Monday, August 1, 2011

Steve Perlman’s white paper explains “impossible” wireless tech | VentureBeat

With the caveat that when a talented engineer says something is "impossible," it means the speaker honestly believes something cannot be done, because "we cannot, with our known technology, do so." That might not be the same thing as saying "nobody else can do this." That might be the case for a new mobile bandwidth grooming approach championed by
Steve Perlman, who believes a different approach to bandwidth management could exceed "Shannon's Law" by about an order of magnitude.

Shannon’s Law is a rule of thumb about the theoretical capacity of any communications channel. But some might quip that "Shannon was wrong."

Perlman’s “distributed input distributed output” technology allows each wireless user on a network to use the full data capacity of shared spectrum, simultaneously with a bunch of other users. It claims to do so by eliminating interference between users sharing the same spectrum.

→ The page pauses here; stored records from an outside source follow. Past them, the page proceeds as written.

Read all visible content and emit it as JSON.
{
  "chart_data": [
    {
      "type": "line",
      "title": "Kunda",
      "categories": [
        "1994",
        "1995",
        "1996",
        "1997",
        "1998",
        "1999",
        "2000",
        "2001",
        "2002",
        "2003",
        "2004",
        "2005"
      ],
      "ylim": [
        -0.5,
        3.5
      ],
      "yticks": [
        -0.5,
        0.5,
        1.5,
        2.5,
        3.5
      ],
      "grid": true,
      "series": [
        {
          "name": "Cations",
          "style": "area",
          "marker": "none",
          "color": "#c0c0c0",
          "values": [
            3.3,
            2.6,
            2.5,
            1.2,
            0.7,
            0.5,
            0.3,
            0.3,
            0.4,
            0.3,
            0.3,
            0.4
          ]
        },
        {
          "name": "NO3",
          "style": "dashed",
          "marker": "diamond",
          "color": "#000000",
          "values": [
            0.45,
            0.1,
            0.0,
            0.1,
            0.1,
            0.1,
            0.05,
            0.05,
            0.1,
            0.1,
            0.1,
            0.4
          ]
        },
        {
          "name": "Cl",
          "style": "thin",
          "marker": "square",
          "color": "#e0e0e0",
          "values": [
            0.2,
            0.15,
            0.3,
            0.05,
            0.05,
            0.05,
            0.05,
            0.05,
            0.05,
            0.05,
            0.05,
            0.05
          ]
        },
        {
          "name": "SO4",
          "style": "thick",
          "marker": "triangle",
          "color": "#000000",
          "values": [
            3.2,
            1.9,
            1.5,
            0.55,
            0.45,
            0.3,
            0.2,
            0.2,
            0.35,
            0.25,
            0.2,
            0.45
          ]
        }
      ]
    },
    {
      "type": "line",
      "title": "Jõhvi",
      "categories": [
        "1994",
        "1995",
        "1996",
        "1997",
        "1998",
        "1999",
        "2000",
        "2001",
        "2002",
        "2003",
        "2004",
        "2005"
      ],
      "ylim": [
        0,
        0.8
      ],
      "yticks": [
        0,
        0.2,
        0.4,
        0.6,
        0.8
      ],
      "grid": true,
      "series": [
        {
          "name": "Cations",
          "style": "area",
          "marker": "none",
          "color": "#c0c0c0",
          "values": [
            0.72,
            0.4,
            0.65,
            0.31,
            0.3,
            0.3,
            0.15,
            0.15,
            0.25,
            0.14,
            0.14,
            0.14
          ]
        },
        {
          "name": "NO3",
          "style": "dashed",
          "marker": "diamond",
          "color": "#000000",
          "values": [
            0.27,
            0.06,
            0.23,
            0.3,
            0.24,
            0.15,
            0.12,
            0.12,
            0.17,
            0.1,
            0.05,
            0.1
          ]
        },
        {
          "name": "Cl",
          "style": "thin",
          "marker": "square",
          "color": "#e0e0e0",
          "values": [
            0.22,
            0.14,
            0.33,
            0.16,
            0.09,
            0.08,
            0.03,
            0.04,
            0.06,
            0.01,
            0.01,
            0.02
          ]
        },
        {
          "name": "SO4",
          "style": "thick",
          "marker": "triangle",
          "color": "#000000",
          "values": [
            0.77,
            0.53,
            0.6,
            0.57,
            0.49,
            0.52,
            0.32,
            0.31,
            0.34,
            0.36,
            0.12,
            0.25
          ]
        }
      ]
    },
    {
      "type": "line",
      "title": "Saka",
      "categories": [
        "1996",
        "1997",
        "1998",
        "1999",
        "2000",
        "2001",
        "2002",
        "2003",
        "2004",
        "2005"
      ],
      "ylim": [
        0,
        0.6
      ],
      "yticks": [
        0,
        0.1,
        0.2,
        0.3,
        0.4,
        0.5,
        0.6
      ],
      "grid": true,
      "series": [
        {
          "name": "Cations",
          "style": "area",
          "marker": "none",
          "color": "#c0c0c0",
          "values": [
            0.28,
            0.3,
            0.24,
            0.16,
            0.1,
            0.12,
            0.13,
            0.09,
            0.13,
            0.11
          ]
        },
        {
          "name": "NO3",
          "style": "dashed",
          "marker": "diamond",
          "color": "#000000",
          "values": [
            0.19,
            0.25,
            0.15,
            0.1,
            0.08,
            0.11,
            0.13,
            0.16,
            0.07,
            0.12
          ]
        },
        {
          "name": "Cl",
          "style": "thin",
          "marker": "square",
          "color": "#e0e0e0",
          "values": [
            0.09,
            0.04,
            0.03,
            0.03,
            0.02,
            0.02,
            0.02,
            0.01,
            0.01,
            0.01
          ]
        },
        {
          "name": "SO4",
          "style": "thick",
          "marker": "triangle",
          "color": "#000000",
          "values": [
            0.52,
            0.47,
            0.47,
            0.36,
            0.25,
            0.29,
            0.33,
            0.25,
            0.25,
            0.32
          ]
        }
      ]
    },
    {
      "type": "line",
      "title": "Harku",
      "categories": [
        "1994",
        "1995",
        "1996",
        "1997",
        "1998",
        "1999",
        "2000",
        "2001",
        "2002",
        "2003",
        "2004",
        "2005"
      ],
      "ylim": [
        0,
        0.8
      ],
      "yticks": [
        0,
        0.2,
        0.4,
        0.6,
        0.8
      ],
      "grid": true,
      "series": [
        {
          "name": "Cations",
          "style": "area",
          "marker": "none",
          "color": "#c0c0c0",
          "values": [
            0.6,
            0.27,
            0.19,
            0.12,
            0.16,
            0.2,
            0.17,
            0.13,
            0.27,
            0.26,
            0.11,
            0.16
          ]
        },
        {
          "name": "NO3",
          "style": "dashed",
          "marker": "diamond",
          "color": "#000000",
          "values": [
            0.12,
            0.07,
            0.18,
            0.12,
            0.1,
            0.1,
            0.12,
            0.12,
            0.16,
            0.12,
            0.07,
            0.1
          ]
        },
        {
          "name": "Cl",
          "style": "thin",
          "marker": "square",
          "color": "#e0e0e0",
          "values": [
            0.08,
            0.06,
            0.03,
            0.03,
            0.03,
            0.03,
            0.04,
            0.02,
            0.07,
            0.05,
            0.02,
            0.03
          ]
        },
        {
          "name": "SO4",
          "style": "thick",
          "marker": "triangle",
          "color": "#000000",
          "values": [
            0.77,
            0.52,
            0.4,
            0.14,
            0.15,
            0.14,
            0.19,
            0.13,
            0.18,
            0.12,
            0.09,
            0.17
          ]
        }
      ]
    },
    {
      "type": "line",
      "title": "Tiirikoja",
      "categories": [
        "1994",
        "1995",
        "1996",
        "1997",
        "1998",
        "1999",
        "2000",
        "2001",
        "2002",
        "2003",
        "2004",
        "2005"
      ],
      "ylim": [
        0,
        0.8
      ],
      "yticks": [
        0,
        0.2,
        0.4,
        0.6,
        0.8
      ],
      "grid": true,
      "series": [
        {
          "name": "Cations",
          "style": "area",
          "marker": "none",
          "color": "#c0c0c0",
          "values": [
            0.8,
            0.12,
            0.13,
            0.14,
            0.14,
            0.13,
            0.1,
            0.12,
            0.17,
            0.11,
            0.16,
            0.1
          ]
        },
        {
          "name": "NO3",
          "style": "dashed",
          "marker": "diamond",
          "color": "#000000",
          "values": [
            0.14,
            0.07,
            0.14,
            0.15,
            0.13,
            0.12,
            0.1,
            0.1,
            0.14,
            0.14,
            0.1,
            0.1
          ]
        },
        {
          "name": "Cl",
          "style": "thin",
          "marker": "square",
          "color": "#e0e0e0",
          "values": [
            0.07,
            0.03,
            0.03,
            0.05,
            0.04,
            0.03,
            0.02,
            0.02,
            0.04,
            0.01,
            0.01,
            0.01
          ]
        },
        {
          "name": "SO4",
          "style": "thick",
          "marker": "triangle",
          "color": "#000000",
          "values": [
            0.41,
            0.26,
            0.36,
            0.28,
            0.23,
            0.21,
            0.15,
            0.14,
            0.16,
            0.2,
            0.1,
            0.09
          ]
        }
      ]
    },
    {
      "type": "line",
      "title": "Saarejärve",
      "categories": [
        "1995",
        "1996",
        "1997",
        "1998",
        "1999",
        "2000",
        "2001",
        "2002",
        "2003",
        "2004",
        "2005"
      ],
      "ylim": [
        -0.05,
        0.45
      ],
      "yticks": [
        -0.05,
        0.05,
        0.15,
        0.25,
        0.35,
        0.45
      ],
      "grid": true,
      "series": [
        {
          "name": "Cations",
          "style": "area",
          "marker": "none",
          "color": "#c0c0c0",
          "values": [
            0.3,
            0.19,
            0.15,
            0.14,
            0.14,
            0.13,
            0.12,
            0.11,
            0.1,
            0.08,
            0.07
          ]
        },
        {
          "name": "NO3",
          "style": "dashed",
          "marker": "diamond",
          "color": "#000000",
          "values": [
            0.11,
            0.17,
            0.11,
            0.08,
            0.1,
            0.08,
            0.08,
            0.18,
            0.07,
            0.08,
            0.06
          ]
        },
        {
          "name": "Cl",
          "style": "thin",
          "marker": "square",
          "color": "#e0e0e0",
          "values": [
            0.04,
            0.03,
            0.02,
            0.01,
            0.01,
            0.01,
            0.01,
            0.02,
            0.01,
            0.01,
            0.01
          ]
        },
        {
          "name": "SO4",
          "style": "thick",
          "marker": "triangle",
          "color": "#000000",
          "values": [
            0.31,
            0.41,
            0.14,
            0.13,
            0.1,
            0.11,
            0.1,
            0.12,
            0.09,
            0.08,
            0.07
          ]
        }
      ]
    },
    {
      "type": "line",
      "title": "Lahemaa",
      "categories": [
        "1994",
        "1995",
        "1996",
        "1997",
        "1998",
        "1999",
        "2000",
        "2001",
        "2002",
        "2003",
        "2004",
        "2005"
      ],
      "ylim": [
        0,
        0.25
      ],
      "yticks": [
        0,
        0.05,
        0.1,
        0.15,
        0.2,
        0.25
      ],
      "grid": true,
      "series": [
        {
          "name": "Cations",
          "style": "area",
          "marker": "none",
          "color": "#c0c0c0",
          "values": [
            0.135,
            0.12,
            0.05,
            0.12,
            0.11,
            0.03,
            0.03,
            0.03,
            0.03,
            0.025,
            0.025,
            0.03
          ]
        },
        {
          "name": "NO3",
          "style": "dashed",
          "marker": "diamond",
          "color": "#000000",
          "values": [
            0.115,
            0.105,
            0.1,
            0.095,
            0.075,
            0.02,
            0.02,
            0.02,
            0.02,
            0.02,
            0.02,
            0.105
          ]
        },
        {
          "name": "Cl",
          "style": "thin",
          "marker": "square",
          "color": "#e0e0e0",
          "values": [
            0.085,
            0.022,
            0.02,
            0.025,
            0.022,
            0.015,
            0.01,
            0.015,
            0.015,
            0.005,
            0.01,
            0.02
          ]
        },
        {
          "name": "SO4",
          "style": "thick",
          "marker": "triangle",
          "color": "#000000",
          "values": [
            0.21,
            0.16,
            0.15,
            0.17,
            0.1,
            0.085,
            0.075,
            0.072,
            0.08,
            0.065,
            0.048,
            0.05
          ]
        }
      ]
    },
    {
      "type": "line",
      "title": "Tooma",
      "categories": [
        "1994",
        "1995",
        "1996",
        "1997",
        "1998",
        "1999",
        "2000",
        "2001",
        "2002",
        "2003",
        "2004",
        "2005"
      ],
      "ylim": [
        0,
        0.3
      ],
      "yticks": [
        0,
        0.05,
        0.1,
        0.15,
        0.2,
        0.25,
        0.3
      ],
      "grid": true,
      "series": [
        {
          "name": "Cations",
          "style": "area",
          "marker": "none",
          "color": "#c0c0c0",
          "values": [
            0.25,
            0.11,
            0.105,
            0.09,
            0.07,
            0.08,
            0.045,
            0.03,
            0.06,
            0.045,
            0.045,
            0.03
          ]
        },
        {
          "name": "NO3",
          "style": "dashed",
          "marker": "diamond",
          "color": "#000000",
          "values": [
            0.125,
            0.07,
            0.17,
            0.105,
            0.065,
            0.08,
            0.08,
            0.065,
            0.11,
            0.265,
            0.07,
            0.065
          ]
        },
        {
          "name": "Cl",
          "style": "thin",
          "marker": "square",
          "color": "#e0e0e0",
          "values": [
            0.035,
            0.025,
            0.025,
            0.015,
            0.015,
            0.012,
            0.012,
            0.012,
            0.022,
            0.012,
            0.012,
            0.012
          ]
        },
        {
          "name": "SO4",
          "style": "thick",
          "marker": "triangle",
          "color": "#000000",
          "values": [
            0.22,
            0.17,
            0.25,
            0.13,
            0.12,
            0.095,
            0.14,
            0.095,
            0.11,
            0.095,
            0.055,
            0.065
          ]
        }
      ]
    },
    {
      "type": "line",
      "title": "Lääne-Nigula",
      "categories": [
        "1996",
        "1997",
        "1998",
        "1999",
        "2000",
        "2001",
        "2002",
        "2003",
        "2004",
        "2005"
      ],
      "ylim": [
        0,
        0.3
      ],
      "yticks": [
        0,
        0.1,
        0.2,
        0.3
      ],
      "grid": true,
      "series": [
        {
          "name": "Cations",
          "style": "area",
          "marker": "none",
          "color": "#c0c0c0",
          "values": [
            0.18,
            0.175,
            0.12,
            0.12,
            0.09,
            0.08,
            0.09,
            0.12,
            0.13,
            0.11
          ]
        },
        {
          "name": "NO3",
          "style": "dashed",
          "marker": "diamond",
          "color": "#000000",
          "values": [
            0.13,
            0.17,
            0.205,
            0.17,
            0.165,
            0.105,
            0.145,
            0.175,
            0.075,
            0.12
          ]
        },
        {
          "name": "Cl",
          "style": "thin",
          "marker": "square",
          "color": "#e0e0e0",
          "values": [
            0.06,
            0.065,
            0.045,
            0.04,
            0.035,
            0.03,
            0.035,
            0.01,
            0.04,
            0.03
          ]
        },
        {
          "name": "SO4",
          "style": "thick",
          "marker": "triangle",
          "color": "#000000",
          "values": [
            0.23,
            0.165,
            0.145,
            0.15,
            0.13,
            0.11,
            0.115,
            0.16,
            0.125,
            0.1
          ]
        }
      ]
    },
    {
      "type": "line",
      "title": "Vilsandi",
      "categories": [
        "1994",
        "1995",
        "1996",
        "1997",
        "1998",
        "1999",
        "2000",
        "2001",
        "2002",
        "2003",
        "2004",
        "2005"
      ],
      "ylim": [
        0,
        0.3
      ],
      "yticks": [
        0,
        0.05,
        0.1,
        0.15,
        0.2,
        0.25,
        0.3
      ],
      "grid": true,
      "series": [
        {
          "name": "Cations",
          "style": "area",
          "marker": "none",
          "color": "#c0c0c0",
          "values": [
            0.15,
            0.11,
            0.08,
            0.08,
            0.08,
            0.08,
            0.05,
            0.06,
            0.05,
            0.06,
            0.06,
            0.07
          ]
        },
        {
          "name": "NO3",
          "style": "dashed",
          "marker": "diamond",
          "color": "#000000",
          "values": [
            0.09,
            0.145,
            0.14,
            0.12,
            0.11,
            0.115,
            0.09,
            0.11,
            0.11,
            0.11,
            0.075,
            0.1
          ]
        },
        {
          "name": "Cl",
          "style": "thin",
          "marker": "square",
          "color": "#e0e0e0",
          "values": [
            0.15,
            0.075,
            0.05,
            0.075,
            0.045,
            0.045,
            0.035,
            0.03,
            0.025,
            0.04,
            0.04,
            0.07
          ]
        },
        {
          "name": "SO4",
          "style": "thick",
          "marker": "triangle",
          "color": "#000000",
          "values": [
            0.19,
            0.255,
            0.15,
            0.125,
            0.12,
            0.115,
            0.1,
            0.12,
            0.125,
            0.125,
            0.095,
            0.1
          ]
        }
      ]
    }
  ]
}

Critics will say it violates the laws of physics. But some of us have heard the best engineers in a field say such things in the past, only to be proven wrong. I was once at a meeting of top engineers from the broadcast and cable TV industry hear a proposal from Telecommunications Inc. (TCI) that would allow delivery of high-definition television in 6 megahertz of bandwidth. The room essentially exploded into disbelief, as the current proposals then in circulation suggested it would take 20 MHz to deliver HDTV.

As it turned out, TCI was right, and HDTV now is delivered in 6 MHz.

On another occasion, I was quietly informed by some very senior Bell Laboratories engineers that an analog fiber optic access network "could not" deliver 40 cable TV signals, as cable industry engineers were saying was a minimum requirement for cable network fiber optic access systems. The reason for the belief was that lasers capable of doing so could not be produced.

As it turns out, it was entirely possible to produce lasers with characteristics that would allow delivery of 40 channels of analog TV on a single laser, at reasonable distances. When those engineers said "it could not be done," what they meant was that "we cannot do so."

That doesn't mean that all such "impossible feats" actually result in commercially-significant deployments. But one has to translate. When somebody says "something cannot be done," that sometimes only means "we cannot do that." There's a big difference. Sometimes, the smart guys just aren't aware that somebody else might be able to do something formerly regarded as "impossible" or a violation of the laws of physics.